More than 22 years ago, I met my amazing wife and was welcomed into her wonderful family. At the time, I was a project manager working for Lotus Consulting. I managed the rollout of large Lotus Notes implementations as well as the development of Notes applications. Over the years, I had many great conversations with my father-in-law, Jerry. He was a senior executive at CalTrans (California’s department of transportation), but earlier in his career he had also been a project manager. Did we do the same job? Well, not really. I rolled out email systems. He managed a little project called Interstate Highway 5 from the Oregon border to Mexico — California’s portion of a 1,381 mile stretch of road. While he was far too gracious and modest a person to say so, the scale, complexity, and risk that he managed were far beyond anything I could even imagine. Nevertheless, he spoke to me as a peer and I was honored that he did so.

One of my favorite stories from Jerry was how he drove the introduction of PCs at CalTrans in the late 1980s. At the time, his engineers were wedded to two primary business tools: drafting tables and computing power, the latter of which was purchased from a California government service provider called the Teale Data Center. Jerry recognized two things: Drafting tables were inherently inefficient and the Teale Data Center was really expensive. He saw an opportunity with the emergence of personal computing. Move common tasks done on paper to a computer and move expensive processing to local PCs. The engineers resisted the change. “It will never work!” they cried.

Here’s what Jerry did. He had all of the individual drafting tables removed and replaced with desks. He outfitted each desk with a Compaq PC and VisiCalc (Sun workstations running AutoCAD came later). He left one shared drafting table in the middle of the room. He had a vision and the executive power to take the risk. He saw a better way to work and he hit the fast-forward button. Was it easy? Nope. Lots of issues, lots of complaints, lots of stuff that really didn’t work as well in the early PC world as they did with the old tools. In the end, was Jerry right? Duh? Imagine walking into a complex engineering environment today and finding drafting tables and dumb terminals. Did he move too fast? Some would say he did, others would not. The point is that we now know that the destination was inevitable and the only variable was the pace of getting there.

Are we on the road to social business? Yes. Are there Jerry Russells out there who see the vision and are hitting the fast-forward button? Yes: At IBM Connect, Bosch presented a case study in which all of the content and communications related to moving a manufacturing line were required to be in Connections. Think that resulted in some outcry? No doubt. The result? The time to bring up the new line shrank from 40 days to nine.

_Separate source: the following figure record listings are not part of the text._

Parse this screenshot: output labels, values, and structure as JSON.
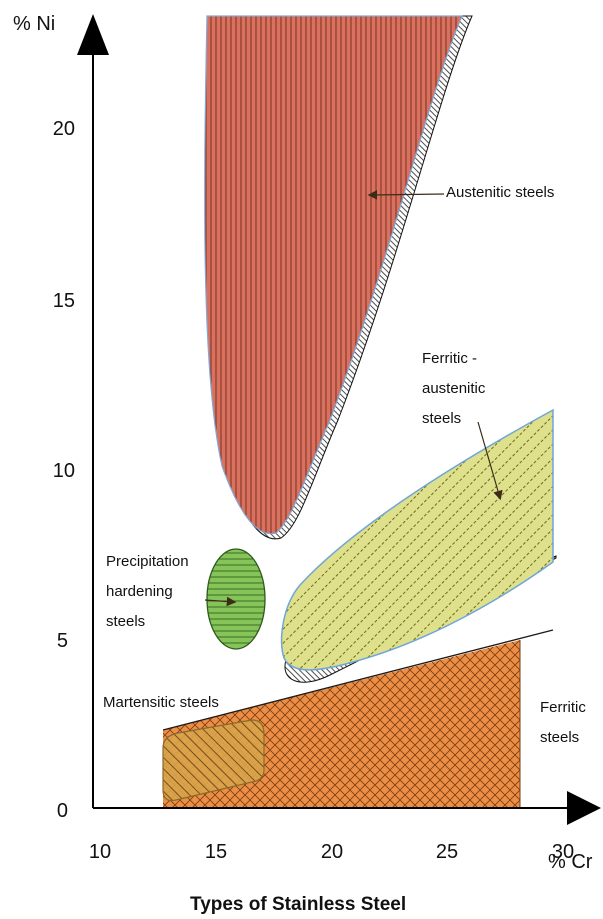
{
  "chart_data": {
    "type": "area",
    "caption": "Types of Stainless Steel",
    "x_axis": {
      "label": "% Cr",
      "ticks": [
        10,
        15,
        20,
        25,
        30
      ],
      "range": [
        10,
        30
      ]
    },
    "y_axis": {
      "label": "% Ni",
      "ticks": [
        0,
        5,
        10,
        15,
        20
      ],
      "range": [
        0,
        23
      ]
    },
    "regions": [
      {
        "name": "Austenitic steels",
        "label_lines": [
          "Austenitic steels"
        ],
        "color": "#d9715e",
        "hatch": "vertical"
      },
      {
        "name": "Ferritic - austenitic steels",
        "label_lines": [
          "Ferritic -",
          "austenitic",
          "steels"
        ],
        "color": "#dfe08c",
        "hatch": "diagonal"
      },
      {
        "name": "Precipitation hardening steels",
        "label_lines": [
          "Precipitation",
          "hardening",
          "steels"
        ],
        "color": "#86c45a",
        "hatch": "horizontal"
      },
      {
        "name": "Martensitic steels",
        "label_lines": [
          "Martensitic steels"
        ],
        "color": "#d9a44a",
        "hatch": "diagonal"
      },
      {
        "name": "Ferritic steels",
        "label_lines": [
          "Ferritic",
          "steels"
        ],
        "color": "#ec8e45",
        "hatch": "crosshatch"
      }
    ]
  }
}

Every desk at CalTrans now has a PC. I have no doubt that, in 10 years, every employee at Bosch will interact in a fundamentally more social manner and that those social interactions will become more deeply embedded in core business processes and activities. Sometimes it’s difficult to remember that we’re on a journey — and sometimes the journey entails problems and challenges. It’s easy to fall into the trap of thinking that today’s blockers (lack of adoption, path to critical mass, difficulty measuring business value…) are evidence that the destination can’t be reached. Malarkey.